The fires and the loss of life and property that they have caused are neither pointless nor mundane. This tragedy is just unthinkable.
May all those you love be safe. Let us hear from you!
The fires and the loss of life and property that they have caused are neither pointless nor mundane. This tragedy is just unthinkable.
May all those you love be safe. Let us hear from you!
I had a lovely time when I visited Bendigo and Melbourne, and came back with an abiding love of Oz and her people. The stories we hear are truly horrifying. I hope you are getting all the help you need, and that all your loved ones are safe and accounted for. Is there a web site where international donations may be made?
Standing with you in spirit.
The Red Cross are charity you should use if you were thinking about donating. Last I heard total donations were +$50m, but who knows how much money will be needed in the long run. A lot more than that, I’m thinking.
Aussie doper here.
Things I have achieved today:
Bought a bunch of lovely new underwear in larger sizes, collected blankets pillows linen, ransacked my closet and found three sets of clothes suitable for folk to wear to funerals, decided to part with my biggest teddy bear, filled a bag with tinned/shelf stable food, found a spare mobile charger (most folks who have their mobiles lost their chargers with everything else) and collected all my nices unopened smelly toiletries. The whole lot amongst a shed load of other local donations went on a truck to the fire victims this arvo.
I live 45k from the Victorian border and we have been getting the smoke since Sunday It is a constant reminder of what is happening not so far away. At least today I feel like I have done something
Sydney here - so we’re all ok. It’s just a national tragedy so very sad. I have family in Gippsland, but not in the affected areas.
We’re getting rain throughout New Zealand, with more expected to come. I’ll use the power of my mind to try and shunt the weather westward. Also, I’ve donated $30 to the Red Cross.
Southern Californian here. I know we get lots of attention, sympathy and support when the fires come our way. Just sending a little back your way. Stay safe. Stay well. Stay in touch.
What is truly bizarre about this is that while the bushfires in the south are rightly getting enormous attention and sympathy, great swathes of the northern part of the country are under flood. About 60% of Queensland (Queensland is huge) is flood affected. There has been much less loss of life from the floods, and so this is not some misplaced plea for an extra dose of sympathy, just an observation that we live in strange times.
It certainly makes living in New South Wales very surreal.

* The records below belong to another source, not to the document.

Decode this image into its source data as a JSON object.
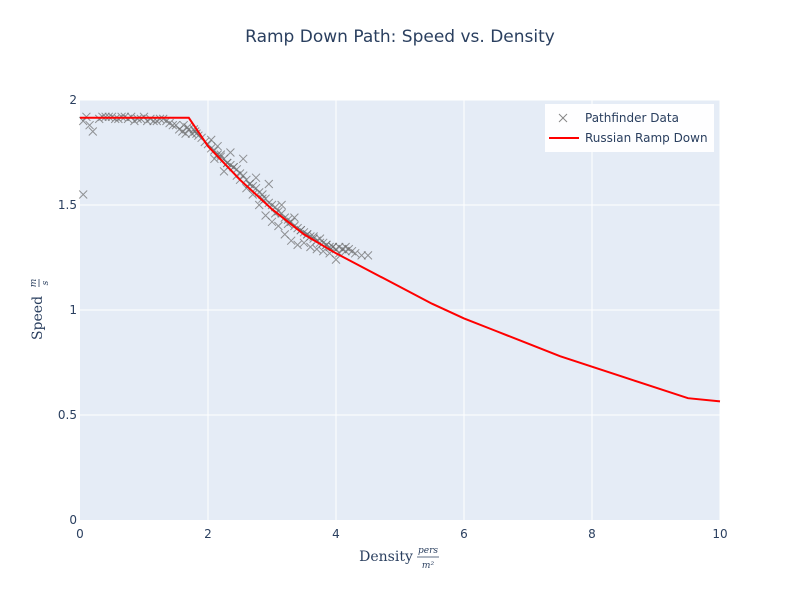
{
  "chart_data": {
    "type": "scatter",
    "title": "Ramp Down Path: Speed vs. Density",
    "xlabel": "Density",
    "xlabel_unit": {
      "numerator": "pers",
      "denominator": "m²"
    },
    "ylabel": "Speed",
    "ylabel_unit": {
      "numerator": "m",
      "denominator": "s"
    },
    "xlim": [
      0,
      10
    ],
    "ylim": [
      0,
      2
    ],
    "x_ticks": [
      0,
      2,
      4,
      6,
      8,
      10
    ],
    "x_tick_labels": [
      "0",
      "2",
      "4",
      "6",
      "8",
      "10"
    ],
    "y_ticks": [
      0,
      0.5,
      1,
      1.5,
      2
    ],
    "y_tick_labels": [
      "0",
      "0.5",
      "1",
      "1.5",
      "2"
    ],
    "grid": true,
    "plot_background": "#e5ecf6",
    "legend_position": "top-right",
    "series": [
      {
        "name": "Pathfinder Data",
        "kind": "scatter",
        "marker": "x",
        "color": "#696969",
        "x": [
          0.05,
          0.15,
          0.2,
          0.05,
          0.1,
          0.3,
          0.4,
          0.5,
          0.6,
          0.7,
          0.8,
          0.9,
          1.0,
          1.1,
          1.2,
          1.3,
          0.35,
          0.45,
          0.55,
          0.65,
          0.75,
          0.85,
          0.95,
          1.05,
          1.15,
          1.25,
          1.35,
          1.4,
          1.45,
          1.5,
          1.55,
          1.6,
          1.65,
          1.7,
          1.75,
          1.8,
          1.85,
          1.62,
          1.68,
          1.78,
          1.82,
          1.9,
          1.95,
          2.0,
          2.05,
          2.1,
          2.15,
          2.2,
          2.25,
          2.3,
          2.35,
          2.4,
          2.45,
          2.5,
          2.55,
          2.6,
          2.65,
          2.7,
          2.75,
          2.8,
          2.85,
          2.9,
          2.95,
          3.0,
          3.05,
          3.1,
          3.15,
          3.2,
          3.25,
          3.3,
          3.35,
          3.4,
          3.45,
          3.5,
          3.55,
          3.6,
          3.65,
          3.7,
          3.75,
          3.8,
          3.85,
          3.9,
          3.95,
          4.0,
          4.05,
          4.1,
          4.15,
          4.2,
          4.25,
          4.3,
          4.4,
          4.5,
          2.1,
          2.2,
          2.3,
          2.4,
          2.5,
          2.6,
          2.7,
          2.8,
          2.9,
          3.0,
          3.1,
          3.2,
          3.3,
          3.4,
          3.5,
          3.6,
          3.7,
          3.8,
          3.9,
          4.0,
          2.15,
          2.35,
          2.55,
          2.75,
          2.95,
          3.15,
          3.35,
          3.55,
          3.75,
          3.95,
          4.15,
          2.05,
          2.25,
          2.45,
          2.65,
          2.85,
          3.05,
          3.25,
          3.45,
          3.65,
          3.85,
          4.05
        ],
        "y": [
          1.55,
          1.88,
          1.85,
          1.9,
          1.92,
          1.91,
          1.92,
          1.92,
          1.91,
          1.92,
          1.92,
          1.91,
          1.92,
          1.91,
          1.9,
          1.91,
          1.92,
          1.92,
          1.91,
          1.92,
          1.91,
          1.9,
          1.91,
          1.9,
          1.9,
          1.91,
          1.9,
          1.89,
          1.88,
          1.88,
          1.86,
          1.85,
          1.84,
          1.86,
          1.84,
          1.85,
          1.83,
          1.88,
          1.87,
          1.86,
          1.84,
          1.82,
          1.8,
          1.79,
          1.77,
          1.76,
          1.74,
          1.73,
          1.72,
          1.7,
          1.69,
          1.68,
          1.67,
          1.65,
          1.64,
          1.62,
          1.6,
          1.59,
          1.58,
          1.56,
          1.55,
          1.53,
          1.51,
          1.5,
          1.49,
          1.47,
          1.46,
          1.44,
          1.43,
          1.42,
          1.4,
          1.39,
          1.38,
          1.37,
          1.36,
          1.35,
          1.34,
          1.33,
          1.32,
          1.32,
          1.31,
          1.3,
          1.3,
          1.29,
          1.3,
          1.29,
          1.28,
          1.29,
          1.28,
          1.27,
          1.26,
          1.26,
          1.72,
          1.74,
          1.7,
          1.68,
          1.62,
          1.58,
          1.55,
          1.5,
          1.45,
          1.42,
          1.4,
          1.36,
          1.33,
          1.31,
          1.32,
          1.3,
          1.29,
          1.28,
          1.27,
          1.24,
          1.78,
          1.75,
          1.72,
          1.63,
          1.6,
          1.5,
          1.44,
          1.36,
          1.34,
          1.3,
          1.3,
          1.81,
          1.66,
          1.64,
          1.6,
          1.53,
          1.46,
          1.41,
          1.38,
          1.35,
          1.31,
          1.27
        ]
      },
      {
        "name": "Russian Ramp Down",
        "kind": "line",
        "color": "#ff0000",
        "x": [
          0,
          1.7,
          2.0,
          2.5,
          3.0,
          3.5,
          4.0,
          4.5,
          5.0,
          5.5,
          6.0,
          6.5,
          7.0,
          7.5,
          8.0,
          8.5,
          9.0,
          9.5,
          10.0
        ],
        "y": [
          1.915,
          1.915,
          1.78,
          1.62,
          1.48,
          1.36,
          1.27,
          1.19,
          1.11,
          1.03,
          0.96,
          0.9,
          0.84,
          0.78,
          0.73,
          0.68,
          0.63,
          0.58,
          0.565
        ]
      }
    ]
  }
}
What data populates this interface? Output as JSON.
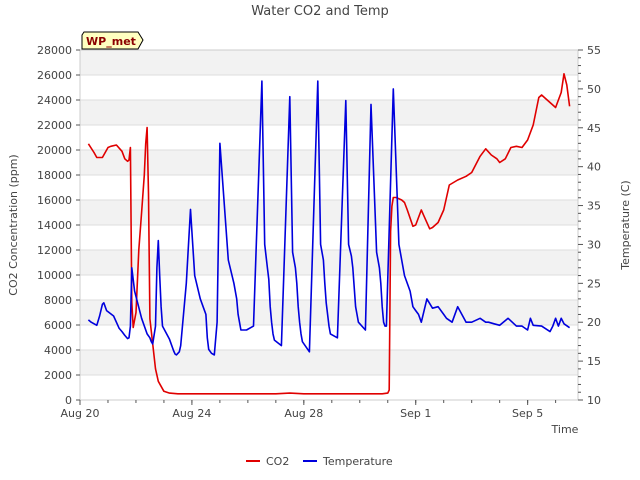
{
  "chart_data": {
    "type": "line",
    "title": "Water CO2 and Temp",
    "badge": "WP_met",
    "xlabel": "Time",
    "ylabel_left": "CO2 Concentration (ppm)",
    "ylabel_right": "Temperature (C)",
    "x_ticks": [
      {
        "day": 0,
        "label": "Aug 20"
      },
      {
        "day": 4,
        "label": "Aug 24"
      },
      {
        "day": 8,
        "label": "Aug 28"
      },
      {
        "day": 12,
        "label": "Sep 1"
      },
      {
        "day": 16,
        "label": "Sep 5"
      }
    ],
    "xlim": [
      0,
      17.8
    ],
    "ylim_left": [
      0,
      28000
    ],
    "ylim_right": [
      10,
      55
    ],
    "y_left_ticks": [
      0,
      2000,
      4000,
      6000,
      8000,
      10000,
      12000,
      14000,
      16000,
      18000,
      20000,
      22000,
      24000,
      26000,
      28000
    ],
    "y_right_ticks": [
      10,
      15,
      20,
      25,
      30,
      35,
      40,
      45,
      50,
      55
    ],
    "grid": true,
    "legend_position": "bottom-center",
    "series": [
      {
        "name": "CO2",
        "axis": "left",
        "color": "#e00000",
        "x": [
          0.3,
          0.5,
          0.6,
          0.8,
          1.0,
          1.1,
          1.3,
          1.5,
          1.6,
          1.7,
          1.75,
          1.8,
          1.85,
          1.9,
          2.0,
          2.1,
          2.2,
          2.3,
          2.35,
          2.4,
          2.45,
          2.5,
          2.6,
          2.7,
          2.8,
          3.0,
          3.2,
          3.5,
          4.0,
          4.5,
          5.0,
          6.0,
          7.0,
          7.5,
          8.0,
          9.0,
          10.0,
          10.5,
          10.8,
          11.0,
          11.05,
          11.1,
          11.15,
          11.2,
          11.3,
          11.5,
          11.6,
          11.7,
          11.9,
          12.0,
          12.2,
          12.3,
          12.5,
          12.6,
          12.7,
          12.8,
          13.0,
          13.2,
          13.5,
          13.8,
          14.0,
          14.3,
          14.5,
          14.7,
          14.9,
          15.0,
          15.2,
          15.4,
          15.6,
          15.8,
          16.0,
          16.2,
          16.4,
          16.5,
          16.7,
          17.0,
          17.2,
          17.3,
          17.4,
          17.5
        ],
        "y": [
          20500,
          19800,
          19400,
          19400,
          20200,
          20300,
          20400,
          19900,
          19300,
          19100,
          19200,
          20200,
          7800,
          5800,
          7000,
          12000,
          15000,
          18000,
          20500,
          21800,
          16500,
          6500,
          4500,
          2500,
          1500,
          700,
          550,
          500,
          500,
          500,
          500,
          500,
          500,
          550,
          500,
          500,
          500,
          500,
          500,
          550,
          800,
          13500,
          15500,
          16200,
          16200,
          16000,
          15800,
          15200,
          13900,
          14000,
          15200,
          14700,
          13700,
          13800,
          14000,
          14200,
          15200,
          17200,
          17600,
          17900,
          18200,
          19500,
          20100,
          19600,
          19300,
          19000,
          19300,
          20200,
          20300,
          20200,
          20800,
          22000,
          24200,
          24400,
          24000,
          23400,
          24600,
          26100,
          25200,
          23500
        ]
      },
      {
        "name": "Temperature",
        "axis": "right",
        "color": "#0000dd",
        "x": [
          0.3,
          0.4,
          0.6,
          0.7,
          0.8,
          0.85,
          0.95,
          1.2,
          1.4,
          1.5,
          1.6,
          1.7,
          1.75,
          1.8,
          1.85,
          1.95,
          2.2,
          2.4,
          2.5,
          2.55,
          2.6,
          2.7,
          2.75,
          2.8,
          2.85,
          2.9,
          2.95,
          3.2,
          3.35,
          3.4,
          3.45,
          3.5,
          3.55,
          3.6,
          3.8,
          3.95,
          4.1,
          4.3,
          4.4,
          4.5,
          4.55,
          4.6,
          4.7,
          4.8,
          4.9,
          5.0,
          5.3,
          5.5,
          5.6,
          5.65,
          5.7,
          5.75,
          5.85,
          5.95,
          6.2,
          6.5,
          6.6,
          6.7,
          6.75,
          6.8,
          6.85,
          6.9,
          6.95,
          7.2,
          7.5,
          7.6,
          7.7,
          7.75,
          7.8,
          7.85,
          7.9,
          7.95,
          8.2,
          8.5,
          8.6,
          8.7,
          8.75,
          8.8,
          8.85,
          8.9,
          8.95,
          9.2,
          9.5,
          9.6,
          9.7,
          9.75,
          9.8,
          9.85,
          9.9,
          9.95,
          10.2,
          10.4,
          10.6,
          10.7,
          10.75,
          10.8,
          10.85,
          10.9,
          10.95,
          11.2,
          11.4,
          11.6,
          11.8,
          11.9,
          12.0,
          12.1,
          12.2,
          12.4,
          12.6,
          12.8,
          13.0,
          13.1,
          13.3,
          13.5,
          13.8,
          14.0,
          14.3,
          14.5,
          14.6,
          14.8,
          15.0,
          15.3,
          15.6,
          15.8,
          16.0,
          16.1,
          16.2,
          16.5,
          16.8,
          16.9,
          17.0,
          17.1,
          17.2,
          17.3,
          17.5
        ],
        "y": [
          20.3,
          20.0,
          19.6,
          20.8,
          22.3,
          22.5,
          21.5,
          20.8,
          19.2,
          18.8,
          18.3,
          17.9,
          18.0,
          19.5,
          27.0,
          24.0,
          20.5,
          18.5,
          18.0,
          17.5,
          17.2,
          19.5,
          27.0,
          30.5,
          26.0,
          22.0,
          19.5,
          17.8,
          16.3,
          15.9,
          15.8,
          16.0,
          16.2,
          17.0,
          25.0,
          34.5,
          26.0,
          23.0,
          22.0,
          21.0,
          18.0,
          16.5,
          16.0,
          15.8,
          20.0,
          43.0,
          28.0,
          25.0,
          23.0,
          21.0,
          20.0,
          19.0,
          19.0,
          19.0,
          19.5,
          51.0,
          30.0,
          27.0,
          25.5,
          22.0,
          20.0,
          18.5,
          17.7,
          17.0,
          49.0,
          29.0,
          27.0,
          25.0,
          22.0,
          20.0,
          18.5,
          17.5,
          16.2,
          51.0,
          30.0,
          28.0,
          25.0,
          22.5,
          21.0,
          19.5,
          18.5,
          18.0,
          48.5,
          30.0,
          28.5,
          27.0,
          24.5,
          22.0,
          21.0,
          20.0,
          19.0,
          48.0,
          29.0,
          27.0,
          25.0,
          22.0,
          20.0,
          19.5,
          19.5,
          50.0,
          30.0,
          26.0,
          24.0,
          22.0,
          21.5,
          21.0,
          20.0,
          23.0,
          21.8,
          22.0,
          21.0,
          20.5,
          20.0,
          22.0,
          20.0,
          20.0,
          20.5,
          20.0,
          20.0,
          19.8,
          19.6,
          20.5,
          19.5,
          19.5,
          19.0,
          20.5,
          19.6,
          19.5,
          18.8,
          19.5,
          20.5,
          19.5,
          20.5,
          19.8,
          19.3
        ]
      }
    ]
  }
}
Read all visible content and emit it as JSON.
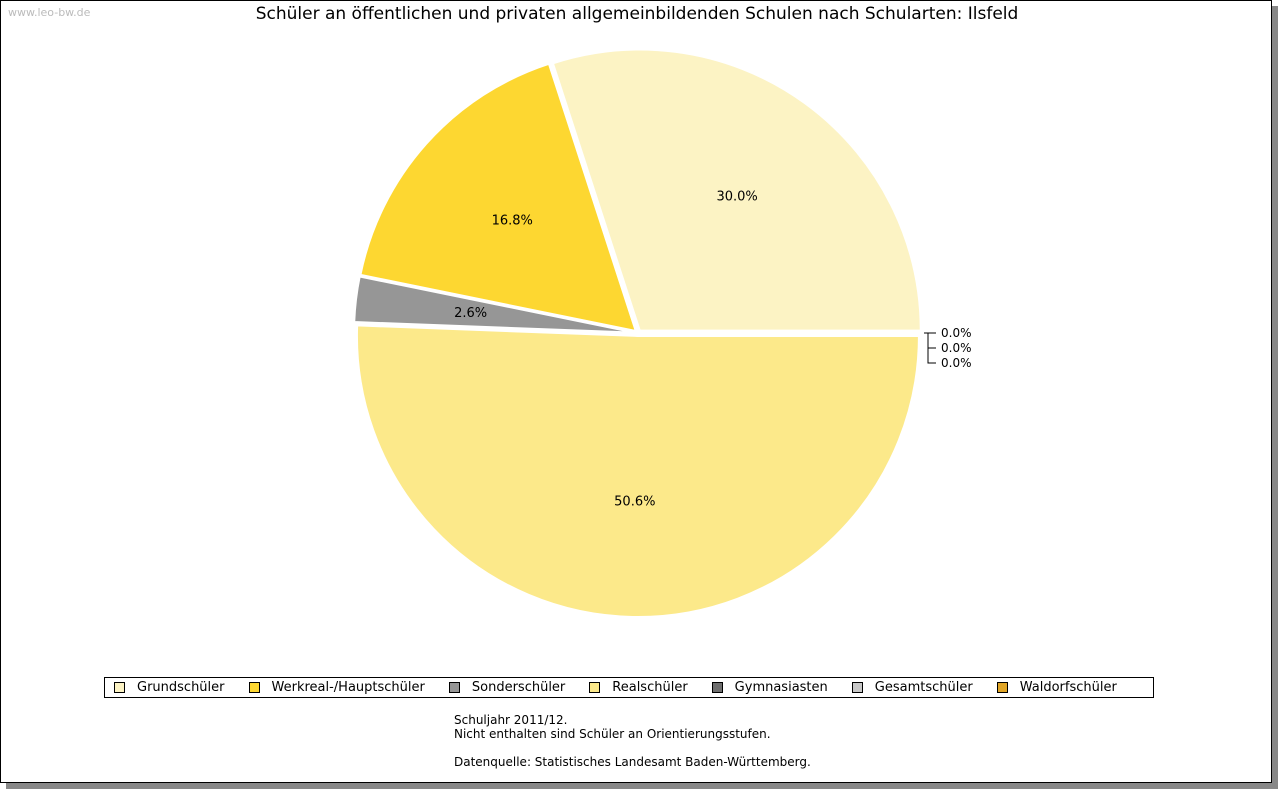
{
  "watermark": "www.leo-bw.de",
  "chart_data": {
    "type": "pie",
    "title": "Schüler an öffentlichen und privaten allgemeinbildenden Schulen nach Schularten: Ilsfeld",
    "slices": [
      {
        "name": "Grundschüler",
        "value": 30.0,
        "label": "30.0%",
        "color": "#FCF3C4"
      },
      {
        "name": "Werkreal-/Hauptschüler",
        "value": 16.8,
        "label": "16.8%",
        "color": "#FDD731"
      },
      {
        "name": "Sonderschüler",
        "value": 2.6,
        "label": "2.6%",
        "color": "#969696"
      },
      {
        "name": "Realschüler",
        "value": 50.6,
        "label": "50.6%",
        "color": "#FCE98A"
      },
      {
        "name": "Gymnasiasten",
        "value": 0.0,
        "label": "0.0%",
        "color": "#6E6E6E"
      },
      {
        "name": "Gesamtschüler",
        "value": 0.0,
        "label": "0.0%",
        "color": "#C8C8C8"
      },
      {
        "name": "Waldorfschüler",
        "value": 0.0,
        "label": "0.0%",
        "color": "#E0A526"
      }
    ],
    "legend_position": "bottom"
  },
  "notes": [
    "Schuljahr 2011/12.",
    "Nicht enthalten sind Schüler an Orientierungsstufen.",
    "",
    "Datenquelle: Statistisches Landesamt Baden-Württemberg."
  ]
}
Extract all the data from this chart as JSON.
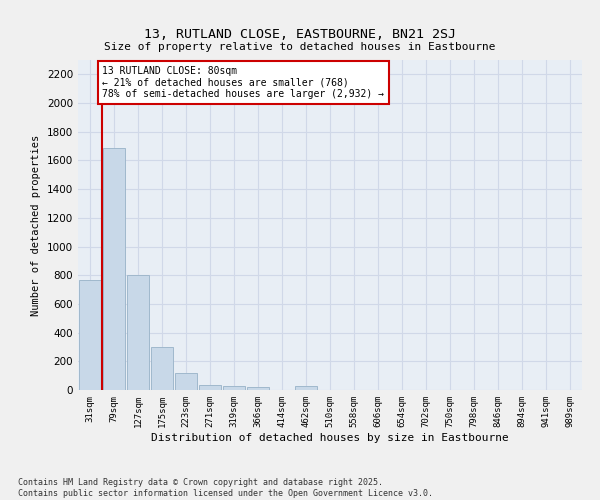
{
  "title": "13, RUTLAND CLOSE, EASTBOURNE, BN21 2SJ",
  "subtitle": "Size of property relative to detached houses in Eastbourne",
  "xlabel": "Distribution of detached houses by size in Eastbourne",
  "ylabel": "Number of detached properties",
  "categories": [
    "31sqm",
    "79sqm",
    "127sqm",
    "175sqm",
    "223sqm",
    "271sqm",
    "319sqm",
    "366sqm",
    "414sqm",
    "462sqm",
    "510sqm",
    "558sqm",
    "606sqm",
    "654sqm",
    "702sqm",
    "750sqm",
    "798sqm",
    "846sqm",
    "894sqm",
    "941sqm",
    "989sqm"
  ],
  "values": [
    770,
    1690,
    800,
    300,
    120,
    38,
    28,
    20,
    0,
    25,
    0,
    0,
    0,
    0,
    0,
    0,
    0,
    0,
    0,
    0,
    0
  ],
  "bar_color": "#c8d8e8",
  "bar_edgecolor": "#a0b8cc",
  "vline_x": 1.0,
  "vline_color": "#cc0000",
  "annotation_text": "13 RUTLAND CLOSE: 80sqm\n← 21% of detached houses are smaller (768)\n78% of semi-detached houses are larger (2,932) →",
  "annotation_box_color": "#ffffff",
  "annotation_box_edgecolor": "#cc0000",
  "ylim": [
    0,
    2300
  ],
  "yticks": [
    0,
    200,
    400,
    600,
    800,
    1000,
    1200,
    1400,
    1600,
    1800,
    2000,
    2200
  ],
  "grid_color": "#d0d8e8",
  "background_color": "#e8eef5",
  "fig_background": "#f0f0f0",
  "footer_line1": "Contains HM Land Registry data © Crown copyright and database right 2025.",
  "footer_line2": "Contains public sector information licensed under the Open Government Licence v3.0."
}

Floods to the north of me,
Fires to the south,
Here I am
Stuck in the middle with you
And Brisbane has just been hot and boring. But I go to Perth on Saturday.
If you wish to give to the Australian Red Cross, they take online donations here. There is a selection on the donation page where you can direct your contribution to the Victorian Bushfire Appeal. For those with little to give, they take donations as small as $5, and every little bit helps. This page explains their plans for using the donated funds. The web page says they’re having some reponse time problems on occasion, but it worked just fine for me.
The nearest bushfire this season (deliberately lit, too) made it about eight km from my house.
Of course, I live in the centre of Sydney, so it wasn’t exactly as though we were in danger. Now that I think about it, this is probably the closest a bushfire could possibly come to my house.
My employer’s doing a Red Cross donation-matching thing. According to the intranet, the pool will be a bit over $40,000 once they match out.
Although it is extreme weather, it is not really that bizarre. The south of Australia tends to be hot and dry in summer and the north of Australia is normally hot and wet, so it should be no surprise that while SA and Vic are having a heat wave, Queensland would be feeling the brunt of the wet season.
I’m sitting at Melbourne airport at the moment waiting to fly to Broome, and it’s quite smokey, more than it has been for the last four days I’ve been here (in Melbourne that is, not the airport.) Nothing on the news about it so hopefully it’s just a localised controlled fire.
Keeping in mind that summer bushfires are the norm (it’s the loss of life that’s unusual in this case), one of my favourite parts of Summer is the smell of the eucalypt smoke for three days or so as it drifts into Sydney from the fires in the Blue Mountains or Ku-Ring-Gai or Royal National Parks.
It was the Victorian fires that made me realise I’d missed it this year - when the fires were in Lane Cove park the wind was blowing in the wrong direction. It’s one of those weird things. Sure it means death and destruction, but the smoke’s still the smell that somehow lets me know I’m home.